The day is loooong. And you will get
hungry hangry. We brought our own snacks (fruit, nuts, museli bars) and water, so I don’t really know the prices at the Angkor Wat archaelogical park, but I can imagine, that like in any other touristic place, the prices are double of what they are in the city. So it’s smart to buy some snacks ahead.
PS! You will need at least 1l of water per person.
#6 Don’t wear a sarong (or a top).
This one is for the gals! I didn’t read this from any other travel blog, but I wasn’t allowed to climb one tower in the Angkor Wat temple, just because I had shorts and was wearing a sarong over it. There were signs saying you have to have long skirt or trousers. Don’t get it really, because a sarong is like a skirt. But apparently not.
Also wearing a top with straps and covering your shoulders with a sarong wasn’t acceptable, but a t-shirt was fine. I also saw one guy being not allowed to enter to the tower, because his shorts were too short. So if you wanna explore it all, I suggest you wear long (airy) trousers and a t-shirt.
Oh, and it’s not a bag idea to bring an extra t-shirt if you are a big sweatter as there gets hot.
Markus took these photos as I wasn’t allowed to go to a tower in Angkor Wat because of my sarong.
#7 Flip-flops / sandals are doable
We were told not to wear sandals, because there are rather steep stairs and not so smooth roads to walk on, but we took the chance. We are used to walking long distances in Birkenstocks, so it wasn’t a problem at all.
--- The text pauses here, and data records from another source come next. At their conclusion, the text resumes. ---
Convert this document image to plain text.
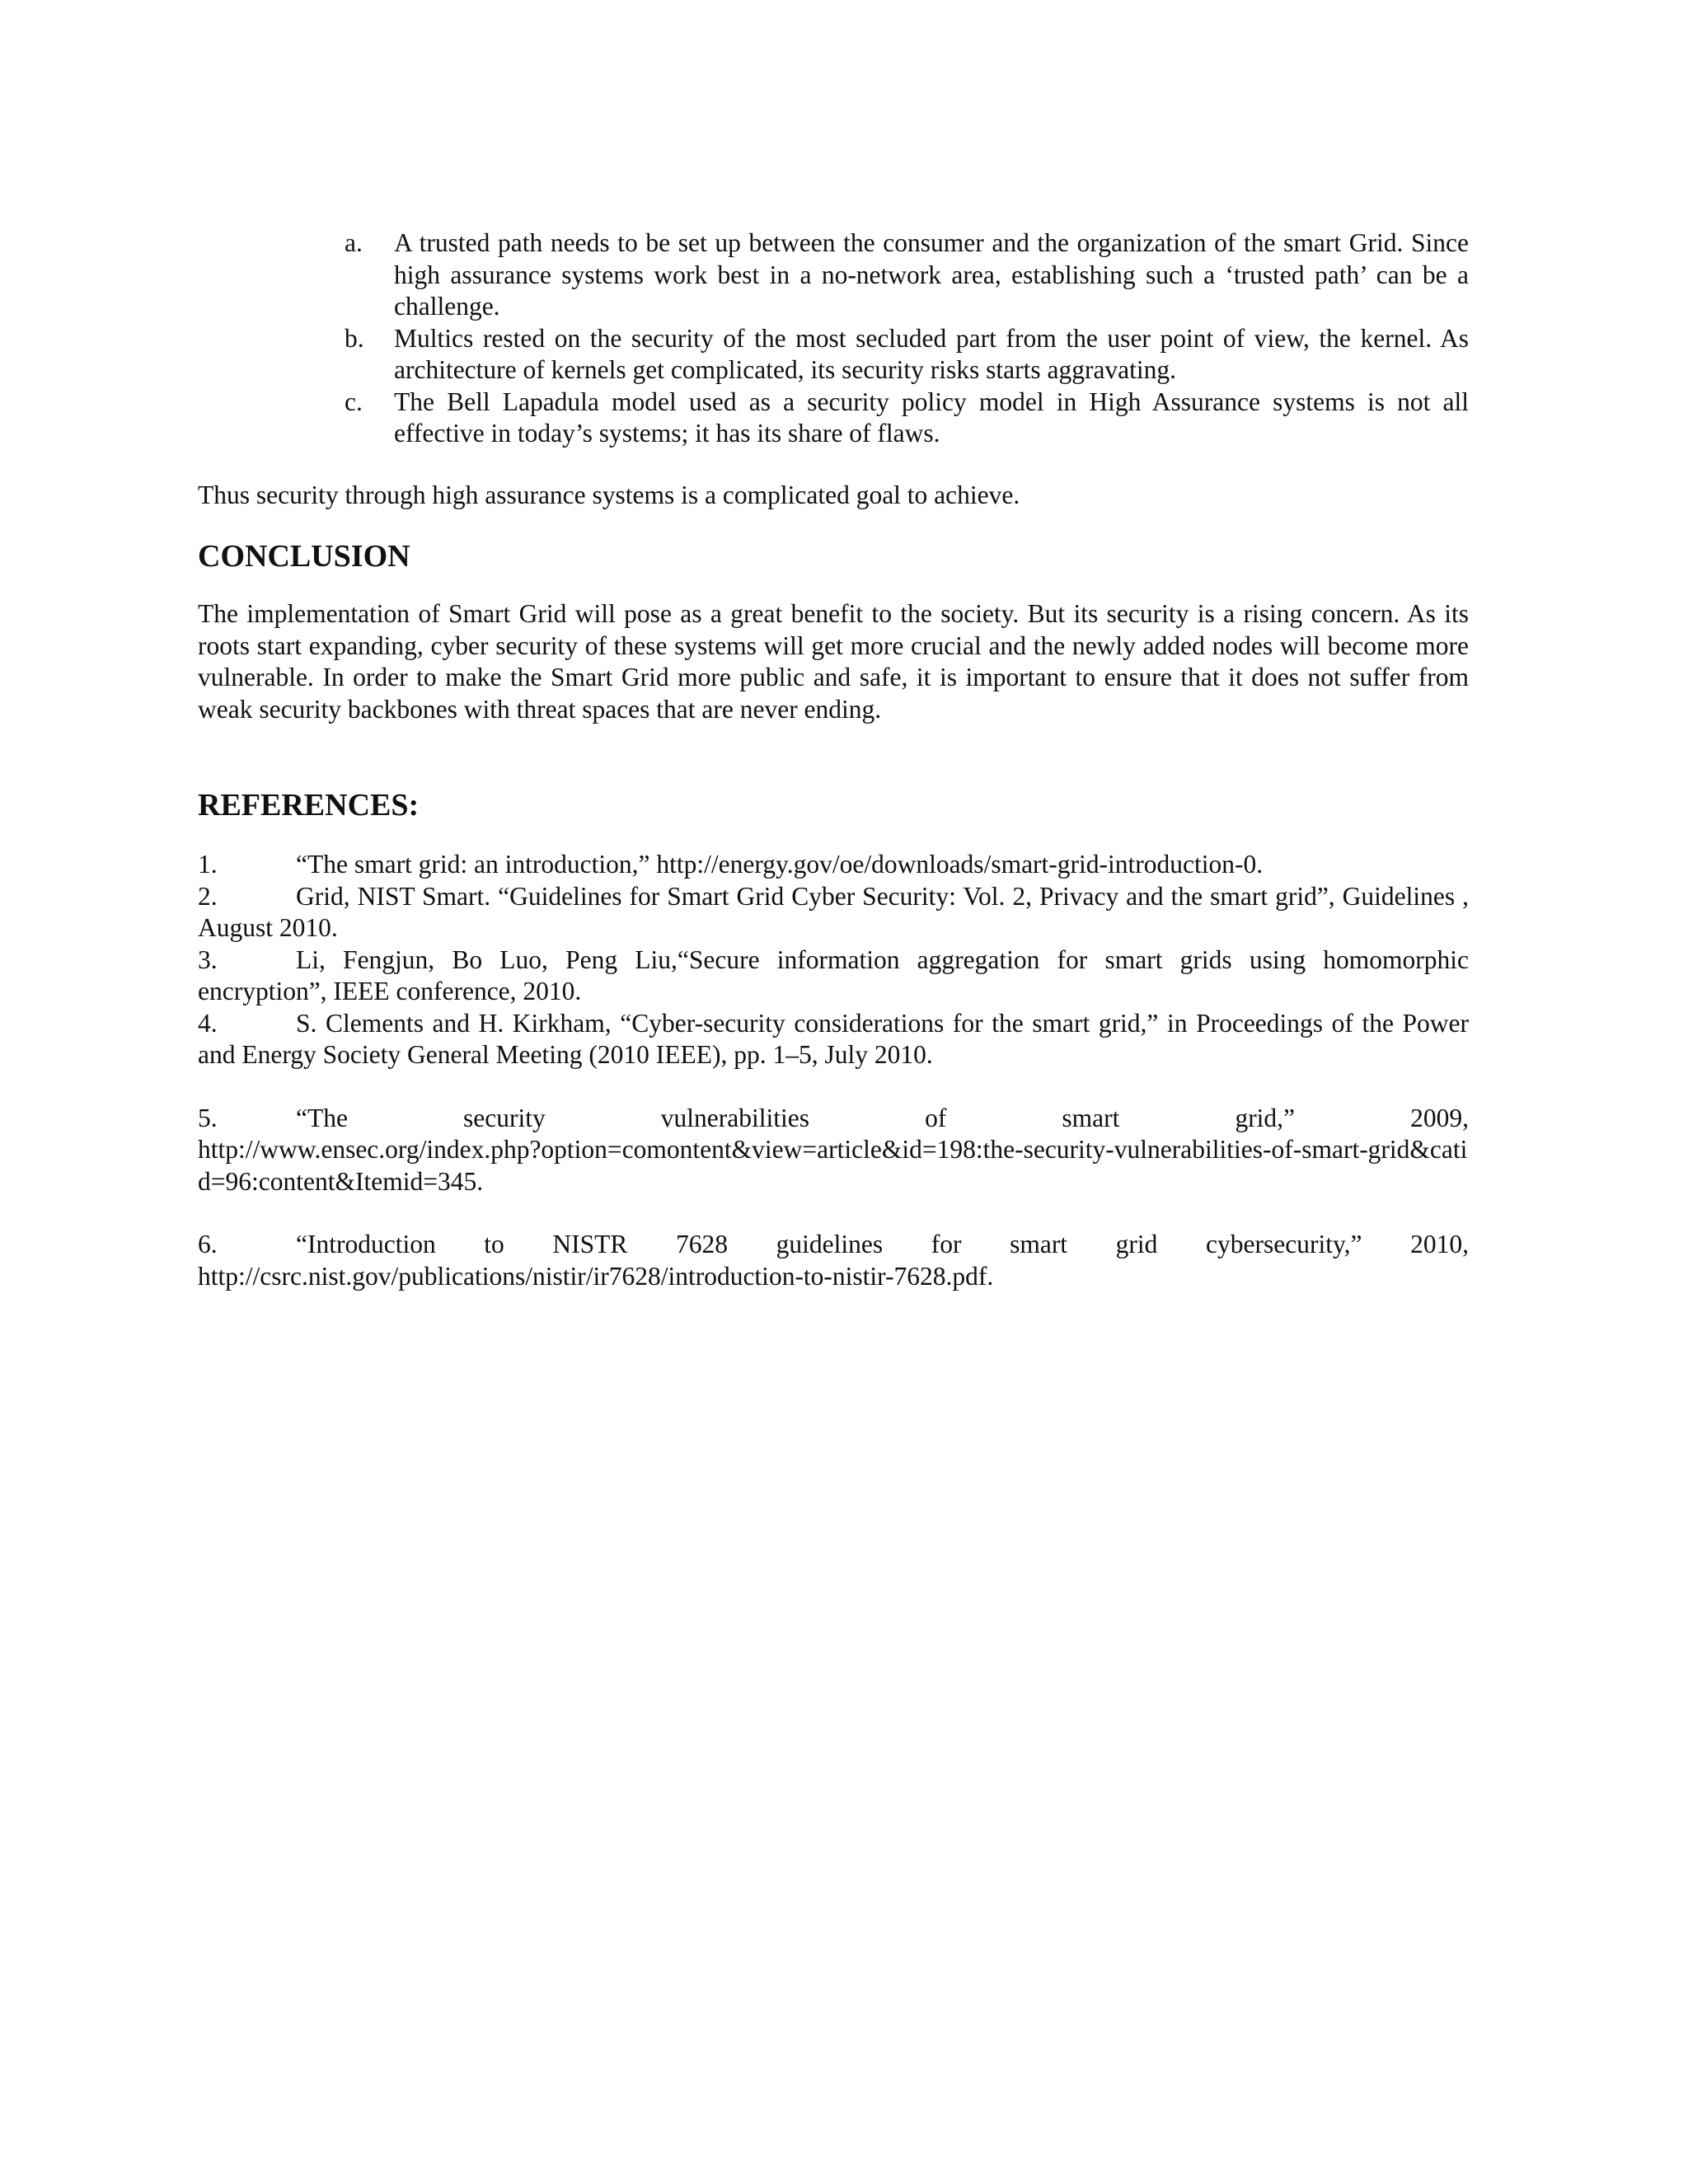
a. A trusted path needs to be set up between the consumer and the organization of the smart Grid. Since high assurance systems work best in a no-network area, establishing such a ‘trusted path’ can be a challenge.
b. Multics rested on the security of the most secluded part from the user point of view, the kernel. As architecture of kernels get complicated, its security risks starts aggravating.
c. The Bell Lapadula model used as a security policy model in High Assurance systems is not all effective in today’s systems; it has its share of flaws.
Thus security through high assurance systems is a complicated goal to achieve.
CONCLUSION
The implementation of Smart Grid will pose as a great benefit to the society. But its security is a rising concern. As its roots start expanding, cyber security of these systems will get more crucial and the newly added nodes will become more vulnerable. In order to make the Smart Grid more public and safe, it is important to ensure that it does not suffer from weak security backbones with threat spaces that are never ending.
REFERENCES:
1.	“The smart grid: an introduction,” http://energy.gov/oe/downloads/smart-grid-introduction-0.
2.	Grid, NIST Smart. “Guidelines for Smart Grid Cyber Security: Vol. 2, Privacy and the smart grid”, Guidelines , August 2010.
3.	Li, Fengjun, Bo Luo, Peng Liu,“Secure information aggregation for smart grids using homomorphic encryption”, IEEE conference, 2010.
4.	S. Clements and H. Kirkham, “Cyber-security considerations for the smart grid,” in Proceedings of the Power and Energy Society General Meeting (2010 IEEE), pp. 1–5, July 2010.
5.	“The security vulnerabilities of smart grid,” 2009,
http://www.ensec.org/index.php?option=comontent&view=article&id=198:the-security-vulnerabilities-of-smart-grid&catid=96:content&Itemid=345.
6.	“Introduction to NISTR 7628 guidelines for smart grid cybersecurity,” 2010,
http://csrc.nist.gov/publications/nistir/ir7628/introduction-to-nistir-7628.pdf.
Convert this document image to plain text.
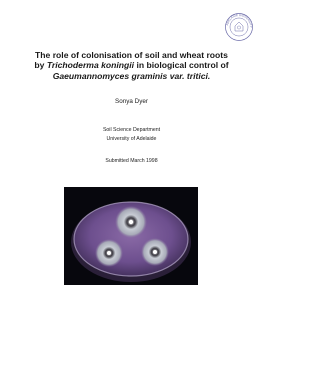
ADELAIDE UNIVERSITY
The role of colonisation of soil and wheat roots
by Trichoderma koningii in biological control of
Gaeumannomyces graminis var. tritici.
Sonya Dyer
Soil Science Department
University of Adelaide
Submitted March 1998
I just don’t like wearing sneakers in 30 degree weathers, but if you are ok with that, you can of course wear these for more comfort. And I guess when it’s muddy and rainy, it could get slippery. So decide for yourself.
#8 Do the tour in opposite side.
This is something Markus read from another blog and I think this was the biggest game-changer for us! So as I mentioned before there are a couple must-see temples everyone goes to. And these are in different tours – the small tour (which we took) and the big tour. Everyone said that if you have one day, take the small tour as these temples are more important to see.
And we started from Angkor Wat llike everyone else BUT after that we did the small tour in opposite side everyone else. This meant that we didn’t move together with the crowds but opposite to them. Where we were at 9am, most people got at 13.00 and other way around.
Honestly, in so many places we were alone or with only a handful of people. Didn’t see or feel the thousands of people who supposedly visit Angkor Wat every single day.
The small tour is the red one and the large tour is the green one. Photo from roadaffairs.com
#9 If everyone is taking a photo, skip it.
There are a lot of photographable spots and it looked like people were kind of gathering to same spots to take a photo, which I didn’t at all understand. Instead of waiting on the stairs to get an empty photo, we just walked around the temple to the other side and there were similar stairs with no single soul. The same applies to hallways, doors, walls etc. The temples are big, so find your own spots.
Also, when we saw big groups of people, we walked the other way. As I mentioned, the temples are huge and you can definitely find quite corners and look around by yourself.
Proof that photos without people are easy to do when you take the alternative way.
#10 Protect yourself from the sun
Most of the temples are ruins, so there are no roofs. And the sun is intensive during the day. So definitely wear a har or take an umbrella with you. And if you get easily sunburnt, don’t forgot the sunscreen as well.
So that’s it! Here is my take on the famous Angkor Wat. I hope this blog post helped you to understand the place a little better and prepare for your next trip. Let me know if you have any questions about Angkor Wat archaeological park. Happy adventures!